L’émergence d’une coalition entre syndicats de techniciens forestiers et écologistes

Dans un article publié par la revue Les mondes du travail, Charlotte Glinel (Sciences Po Paris) s’intéresse au rapprochement intervenu entre les syndicats de techniciens de l’Office national des forêts (ONF) et les associations de protection de l’environnement, face aux évolutions de la foresterie publique. Elle poursuit ainsi ses travaux sur les coalitions entre des acteurs du milieu forestier que tout semble opposer (voir à ce sujet une précédente brève).

L’auteure rappelle, dans un premier temps, l’impact des tempêtes de 1999 sur le marché du bois et sur l’équilibre financier de l’ONF. Ces événements accélèrent le rythme de réformes tournées vers la productivité (diminution des effectifs, reconfiguration des tâches, etc.), et vers une exploitation plus intensive de la forêt. Le dialogue social devient difficile et « un profond malaise » gagne les travailleurs publics, soumis à des injonctions contradictoires entre obligation de résultats commerciaux et gestion durable dans le cadre des politiques climatiques (transition bas carbone).

L’article revient ensuite sur la convergence d’intérêts entre syndicats de techniciens et associations écologistes, qui prend forme à l’occasion du festival international de géographie de Saint-Dié-des-Vosges, en 2010. Les militants environnementalistes s’inquiètent des conséquences des programmes d’augmentation des récoltes de bois sur la diversité forestière de Lorraine. Un collectif, SOS Forêt, prend forme autour de la promotion d’une « sylviculture irrégulière ». Ce mode de gestion consiste à maintenir le couvert en sélectionnant individuellement les arbres à couper. Il concilie les intérêts des deux groupes car « il nécessite une présence dense de forestiers sur le terrain » (donc des recrutements), pour suivre l’état de la ressource, et permet d’éviter les coupes rases.

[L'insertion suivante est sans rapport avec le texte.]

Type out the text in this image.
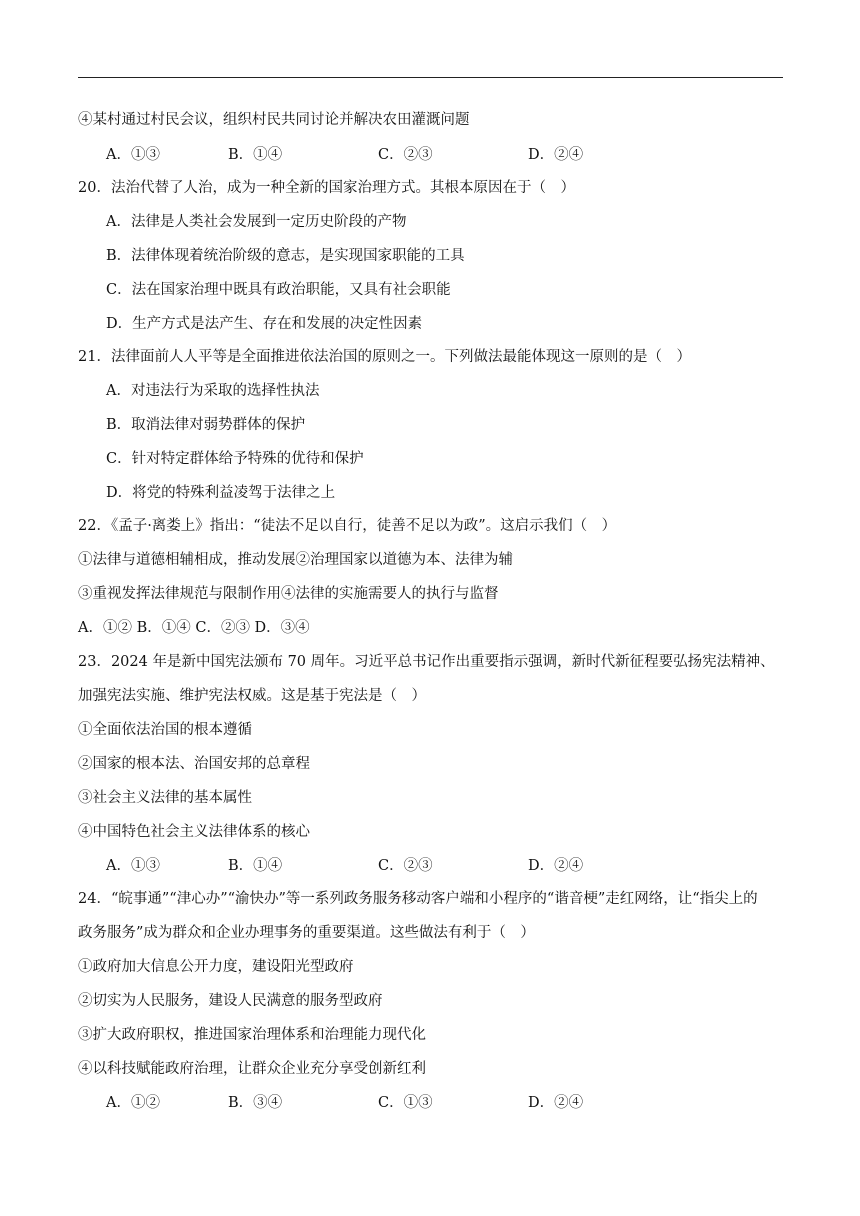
④某村通过村民会议，组织村民共同讨论并解决农田灌溉问题
A．①③	B．①④	C．②③	D．②④
20．法治代替了人治，成为一种全新的国家治理方式。其根本原因在于（　）
A．法律是人类社会发展到一定历史阶段的产物
B．法律体现着统治阶级的意志，是实现国家职能的工具
C．法在国家治理中既具有政治职能，又具有社会职能
D．生产方式是法产生、存在和发展的决定性因素
21．法律面前人人平等是全面推进依法治国的原则之一。下列做法最能体现这一原则的是（　）
A．对违法行为采取的选择性执法
B．取消法律对弱势群体的保护
C．针对特定群体给予特殊的优待和保护
D．将党的特殊利益凌驾于法律之上
22．《孟子·离娄上》指出：“徒法不足以自行，徒善不足以为政”。这启示我们（　）
①法律与道德相辅相成，推动发展②治理国家以道德为本、法律为辅
③重视发挥法律规范与限制作用④法律的实施需要人的执行与监督
A．①② B．①④ C．②③ D．③④
23．2024 年是新中国宪法颁布 70 周年。习近平总书记作出重要指示强调，新时代新征程要弘扬宪法精神、
加强宪法实施、维护宪法权威。这是基于宪法是（　）
①全面依法治国的根本遵循
②国家的根本法、治国安邦的总章程
③社会主义法律的基本属性
④中国特色社会主义法律体系的核心
A．①③	B．①④	C．②③	D．②④
24．“皖事通”“津心办”“渝快办”等一系列政务服务移动客户端和小程序的“谐音梗”走红网络，让“指尖上的
政务服务”成为群众和企业办理事务的重要渠道。这些做法有利于（　）
①政府加大信息公开力度，建设阳光型政府
②切实为人民服务，建设人民满意的服务型政府
③扩大政府职权，推进国家治理体系和治理能力现代化
④以科技赋能政府治理，让群众企业充分享受创新红利
A．①②	B．③④	C．①③	D．②④
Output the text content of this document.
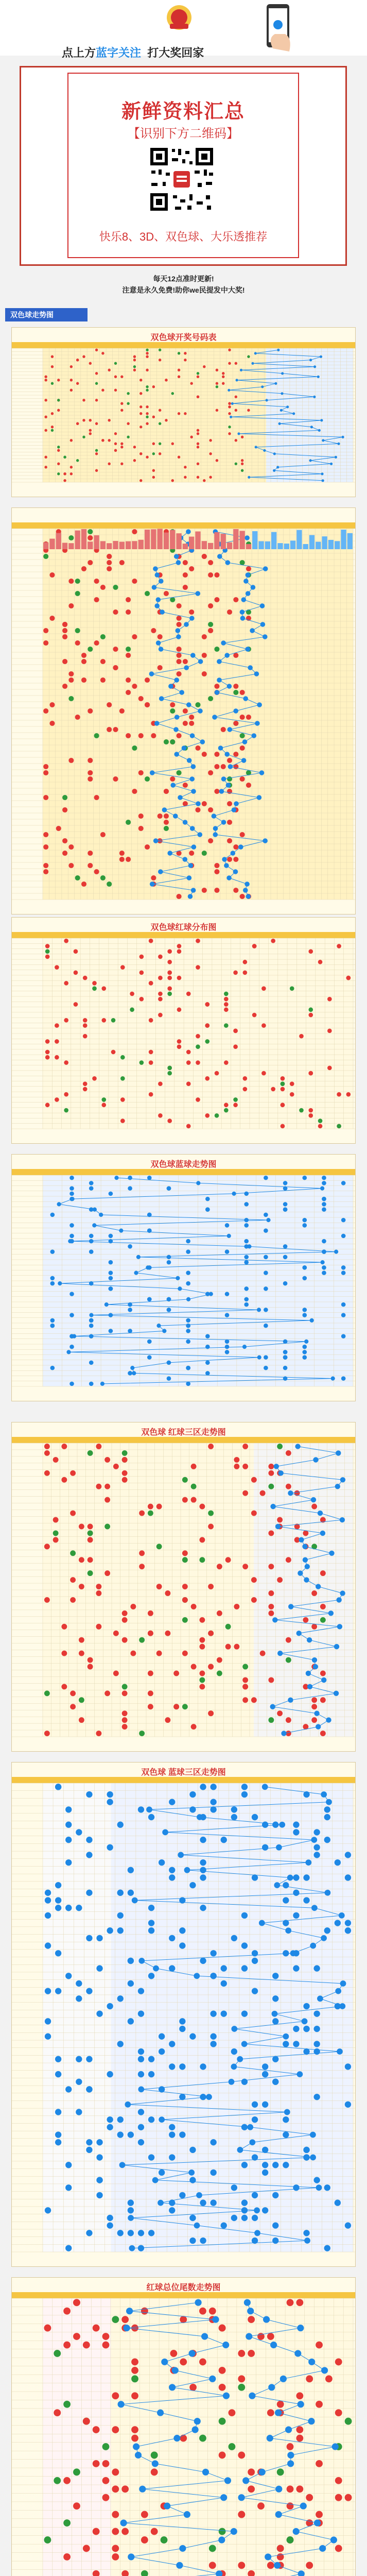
点上方蓝字关注 打大奖回家
新鲜资料汇总
【识别下方二维码】
快乐8、3D、双色球、大乐透推荐
每天12点准时更新!
注意是永久免费!助你we民提发中大奖!
双色球走势图
双色球开奖号码表
双色球红球分布图
双色球蓝球走势图
双色球 红球三区走势图
双色球 蓝球三区走势图
红球总位尾数走势图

Mais une telle coalition « n’avait rien d’évident », explique l’auteure. Les cultures politiques des acteurs coalisés sont différentes, et l’intervention de « marginaux-sécants » est nécessaire. Ces derniers, ingénieurs et techniciens de l’ONF appartenant à des réseaux naturalistes, ou ingénieurs forestiers travaillant pour des associations écologistes, sont à l’interface entre les deux milieux. Ainsi, en travaillant sur des dossiers locaux et concrets, les militants associatifs apprennent à argumenter dans un langage expert, tandis que les syndicalistes forestiers se déprennent de leur vision technique et gestionnaire, et s’ouvrent aux nouvelles attentes de la société. Le collectif SOS Forêt se structure ensuite à l’échelle nationale, avec le renfort d’organisations telles que les Amis de la Terre ou Pro Silva Europe. Il contribue aux débats sur la Loi d’avenir pour l’agriculture, l’alimentation et la forêt de 2014, gagne en crédibilité, et rejoint les campagnes européennes contre le bois-énergie.